Aliança entre academia, centros de inovação e indústria tem o objetivo de alcançar a descarbonização sustentável
Publicado em 03/07/2026 - 20h20
O Instituto Tecnológico de Aeronáutica (ITA) assinou acordo de participação no projeto Motor a Etanol de Alta Eficiência, iniciativa que reúne instituições de pesquisa, centros de inovação e empresas da indústria automotiva para desenvolver a terceira geração de motores movidos a etanol. O projeto é desenvolvido no âmbito do Programa Mover, do Governo Federal, por meio de uma aliança formada pela unidade EMBRAPII do ITA, três Institutos SENAI de Inovação (ISIs) e 13 empresas do setor automotivo.
As pesquisas buscam desenvolver soluções capazes de ampliar a eficiência energética dos motores movidos a etanol, contribuindo para a redução das emissões de carbono e para o fortalecimento da indústria nacional. Como unidade EMBRAPII, o ITA será responsável pela avaliação laboratorial de tecnologias disruptivas voltadas à terceira geração de motores a etanol, realizando ensaios e validações em níveis iniciais de maturidade tecnológica.

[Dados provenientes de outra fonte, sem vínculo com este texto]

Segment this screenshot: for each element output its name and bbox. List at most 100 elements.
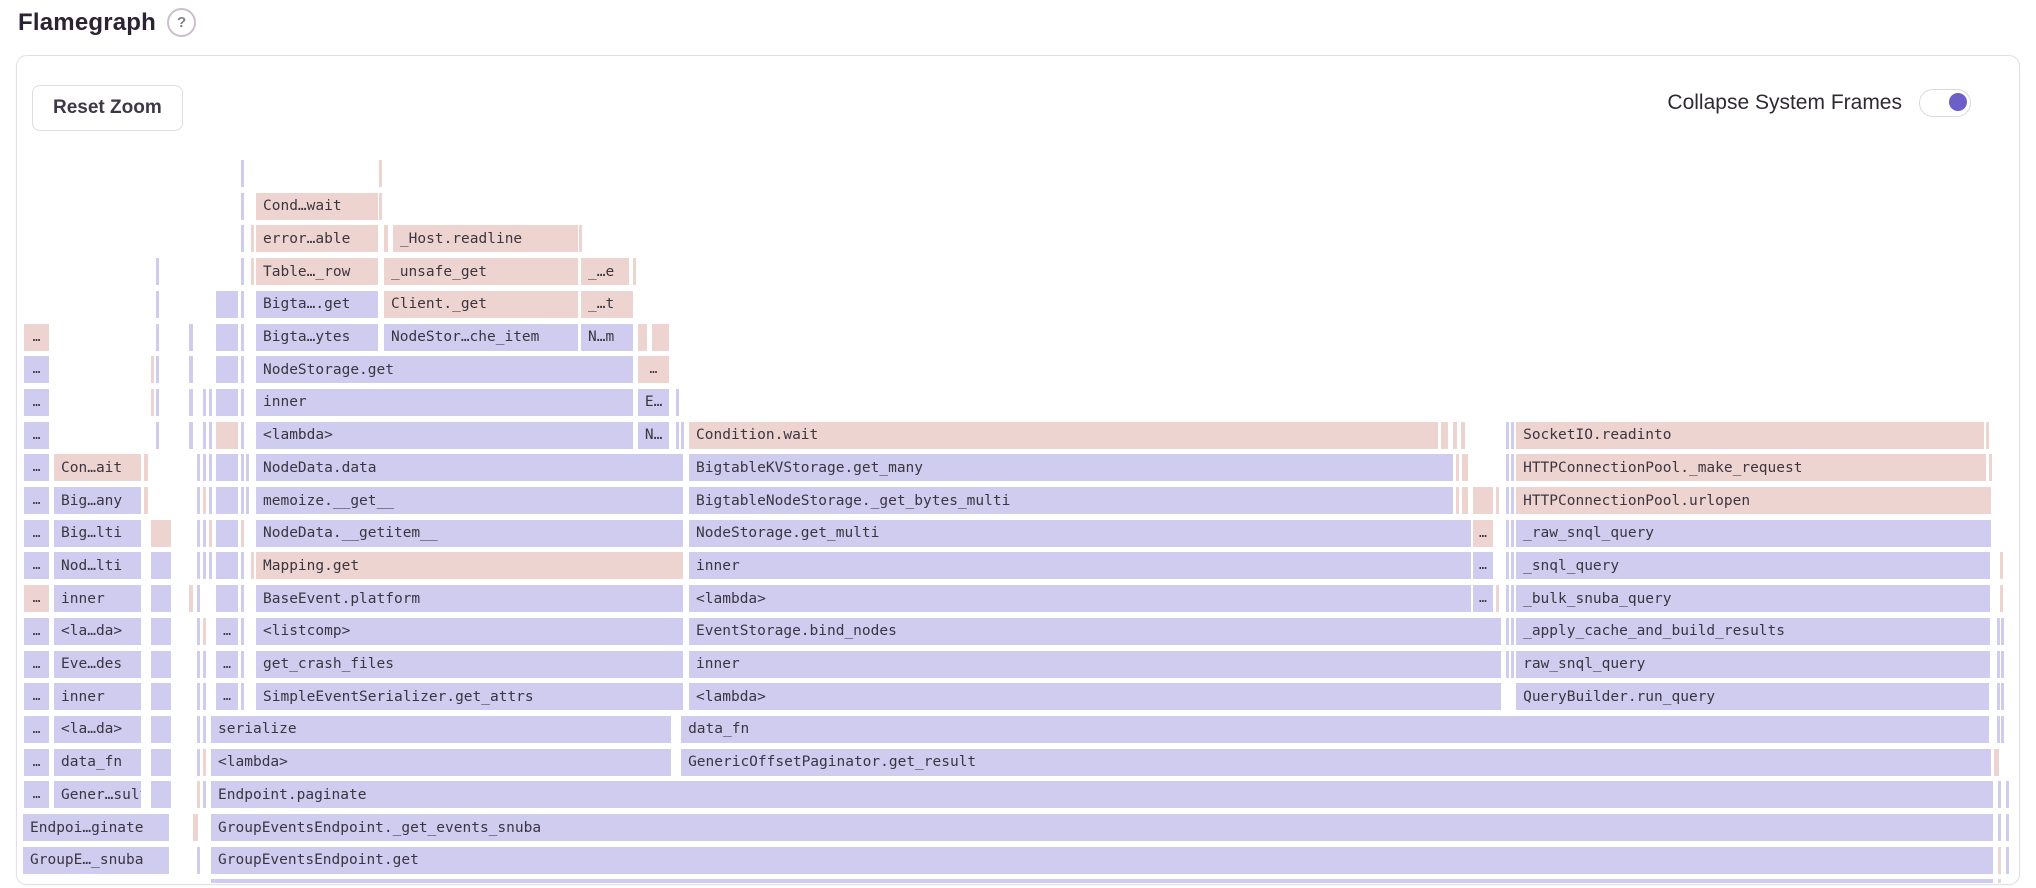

A participação do Instituto ocorrerá nos primeiros 18 meses do projeto, cuja duração total será de 36 meses. Além do desenvolvimento tecnológico, a iniciativa representa uma importante oportunidade para ampliar a formação de recursos humanos altamente qualificados. Professores e pesquisadores do Laboratório de Combustão, Propulsão e Energia (LCPE) e do Centro de Competência em Manufatura (CCM), ambos do ITA, terão contato com tecnologias emergentes, fortalecendo o processo de aprendizado, desenvolvimento e transferência de conhecimento para o ensino.
Para o Pró-Reitor de Pesquisa e Relacionamento Institucional do ITA, Professor Doutor Maurício Vicente Donadon, o projeto também amplia as oportunidades de formação de estudantes e pesquisadores. “A iniciativa permitirá a participação em estágios, trabalhos de graduação, projetos de iniciação científica e dissertações de mestrado, aproximando os alunos de desafios reais da indústria e contribuindo para a formação de profissionais preparados para atuar em pesquisa, desenvolvimento e inovação”, destacou.

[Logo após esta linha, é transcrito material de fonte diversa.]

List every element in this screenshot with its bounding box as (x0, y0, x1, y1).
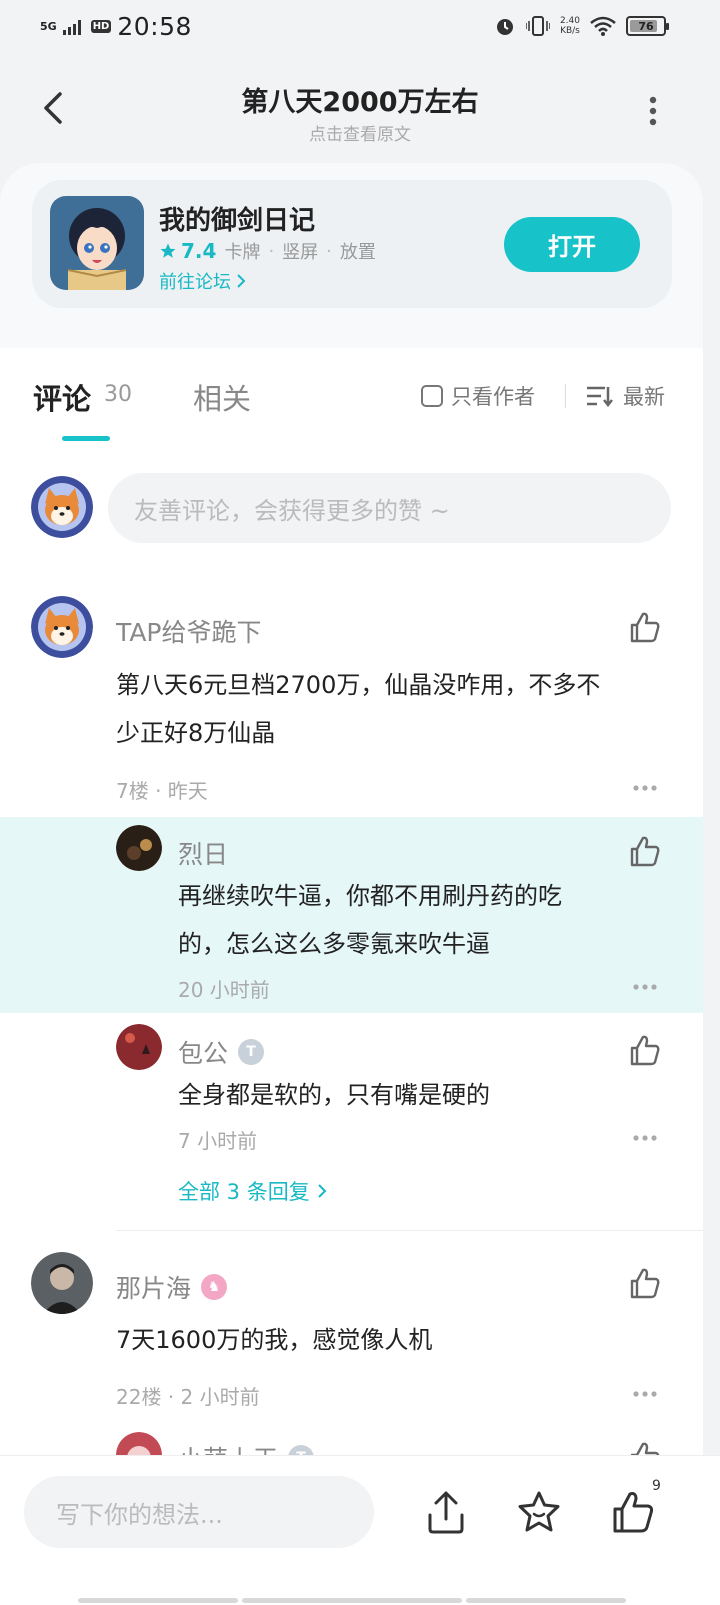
reply-input[interactable]: 写下你的想法... (24, 1476, 374, 1548)
app-meta: 7.4 卡牌 · 竖屏 · 放置 (159, 238, 376, 264)
more-icon[interactable] (632, 1134, 658, 1142)
chevron-right-icon (237, 274, 246, 288)
like-icon[interactable] (628, 1033, 662, 1067)
network-type: 5G (40, 20, 57, 33)
clock: 20:58 (117, 12, 192, 41)
comment-text: 第八天6元旦档2700万，仙晶没咋用，不多不 少正好8万仙晶 (116, 671, 601, 747)
avatar[interactable] (116, 1024, 162, 1070)
my-avatar[interactable] (31, 476, 93, 538)
reply-text: 再继续吹牛逼，你都不用刷丹药的吃 的，怎么这么多零氪来吹牛逼 (178, 882, 562, 958)
like-icon[interactable] (628, 1266, 662, 1300)
reply-username[interactable]: 包公 T (178, 1034, 265, 1070)
app-name[interactable]: 我的御剑日记 (159, 200, 315, 237)
favorite-icon[interactable] (516, 1489, 562, 1535)
comment-meta: 22楼 · 2 小时前 (116, 1385, 260, 1409)
like-count: 9 (652, 1478, 661, 1494)
nav-indicator (242, 1598, 462, 1603)
app-tag: 放置 (339, 242, 376, 263)
alarm-icon (496, 19, 513, 35)
status-bar: 5G HD 20:58 2.40 KB/s 76 (0, 0, 720, 56)
divider (116, 1230, 703, 1231)
author-only-toggle[interactable]: 只看作者 (421, 381, 535, 411)
comment-section: 评论 30 相关 只看作者 最新 友善评论，会获得更多的赞 ~ TAP给爷跪下 … (0, 348, 703, 1458)
avatar[interactable] (116, 825, 162, 871)
level-badge-icon: ♞ (201, 1274, 228, 1300)
comment-count: 30 (104, 382, 132, 407)
comment-meta: 7楼 · 昨天 (116, 779, 208, 803)
header: 第八天2000万左右 点击查看原文 (0, 70, 720, 150)
nav-indicator (78, 1598, 238, 1603)
reply-time: 7 小时前 (178, 1129, 258, 1153)
like-icon[interactable] (628, 610, 662, 644)
checkbox-icon[interactable] (421, 385, 443, 407)
sort-toggle[interactable]: 最新 (585, 381, 665, 411)
share-icon[interactable] (424, 1489, 468, 1535)
forum-link[interactable]: 前往论坛 (159, 268, 247, 294)
bottom-bar: 写下你的想法... 9 (0, 1455, 720, 1605)
net-speed: 2.40 KB/s (559, 16, 580, 36)
avatar[interactable] (31, 1252, 93, 1314)
tab-comments[interactable]: 评论 (33, 376, 91, 418)
tab-bar: 评论 30 相关 只看作者 最新 (0, 348, 703, 448)
open-app-button[interactable]: 打开 (504, 217, 640, 272)
star-icon (160, 243, 176, 258)
comment-username[interactable]: TAP给爷跪下 (116, 613, 262, 649)
wifi-icon (590, 16, 616, 36)
view-original-link[interactable]: 点击查看原文 (0, 120, 720, 145)
nav-indicator (466, 1598, 626, 1603)
hd-icon: HD (90, 20, 112, 33)
chevron-right-icon (318, 1184, 327, 1198)
app-icon[interactable] (50, 196, 144, 290)
avatar[interactable] (31, 596, 93, 658)
vibrate-icon (525, 16, 550, 36)
comment-text: 7天1600万的我，感觉像人机 (116, 1326, 433, 1354)
like-icon[interactable] (610, 1489, 656, 1535)
view-all-replies-link[interactable]: 全部 3 条回复 (178, 1176, 328, 1206)
app-tag: 卡牌 (224, 242, 261, 263)
app-card[interactable]: 我的御剑日记 7.4 卡牌 · 竖屏 · 放置 前往论坛 打开 (32, 180, 672, 308)
app-tag: 竖屏 (282, 242, 319, 263)
app-rating: 7.4 (159, 239, 216, 263)
more-icon[interactable] (632, 784, 658, 792)
more-icon[interactable] (632, 983, 658, 991)
reply-username[interactable]: 烈日 (178, 835, 228, 871)
more-icon[interactable] (632, 1390, 658, 1398)
sort-icon (587, 386, 613, 408)
signal-icon (62, 19, 81, 35)
battery-icon: 76 (626, 16, 669, 36)
divider (565, 384, 566, 408)
more-vertical-icon[interactable] (648, 96, 658, 126)
reply-time: 20 小时前 (178, 978, 270, 1002)
like-icon[interactable] (628, 834, 662, 868)
reply-text: 全身都是软的，只有嘴是硬的 (178, 1081, 490, 1109)
battery-level: 76 (638, 19, 654, 33)
comment-username[interactable]: 那片海 ♞ (116, 1269, 228, 1305)
verified-badge-icon: T (238, 1039, 265, 1065)
tab-related[interactable]: 相关 (193, 376, 251, 418)
comment-input[interactable]: 友善评论，会获得更多的赞 ~ (108, 473, 671, 543)
page-title[interactable]: 第八天2000万左右 (0, 80, 720, 119)
active-tab-indicator (62, 436, 110, 441)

De acordo com o acordo assinado, estão previstas melhorias em instalações utilizadas tanto nas atividades de pesquisa quanto no ensino, incluindo a modernização dos sistemas de detecção e combate a incêndio e a implantação de um novo sistema de análise de gases, ampliando a capacidade experimental do ITA na área de propulsão.
Segundo o Reitor do ITA, Professor Doutor Antonio Guilherme de Arruda Lorenzi, a iniciativa fortalece o papel do Instituto no desenvolvimento tecnológico nacional. “O projeto fortalece a posição do ITA como um dos principais atores do ecossistema nacional de pesquisa, desenvolvimento e inovação, ampliando sua interação com a indústria em áreas como manufatura, estruturas, sistemas embarcados e engenharia automotiva. A iniciativa também exemplifica o modelo de cooperação entre universidades, institutos de pesquisa e empresas, transformando conhecimento científico em soluções de alto impacto para a sociedade”, afirmou.
TRADIÇÃO
A participação do ITA nesse projeto reforça uma tradição do Instituto no desenvolvimento de tecnologias relacionadas ao etanol. Na década de 1970, o ITA e o Departamento de Ciência e Tecnologia Aeroespacial (DCTA) tiveram papel de destaque nas pesquisas que contribuíram para o Programa Nacional do Álcool (Pró-Álcool), iniciativa que consolidou o Brasil como referência mundial no uso desse biocombustível.
Esse legado está diretamente ligado à trajetória do professor Urbano Ernesto Stumpf, formado na primeira turma de Engenharia Aeronáutica do ITA, em 1950, e reconhecido como o "pai do motor a álcool" no Brasil. Foi no próprio Instituto que Stumpf iniciou, ainda na década de 1950, seus estudos sobre a viabilidade do etanol como combustível. Posteriormente, coordenou estudos que forneceram a base tecnológica para o desenvolvimento dos motores movidos a álcool no País.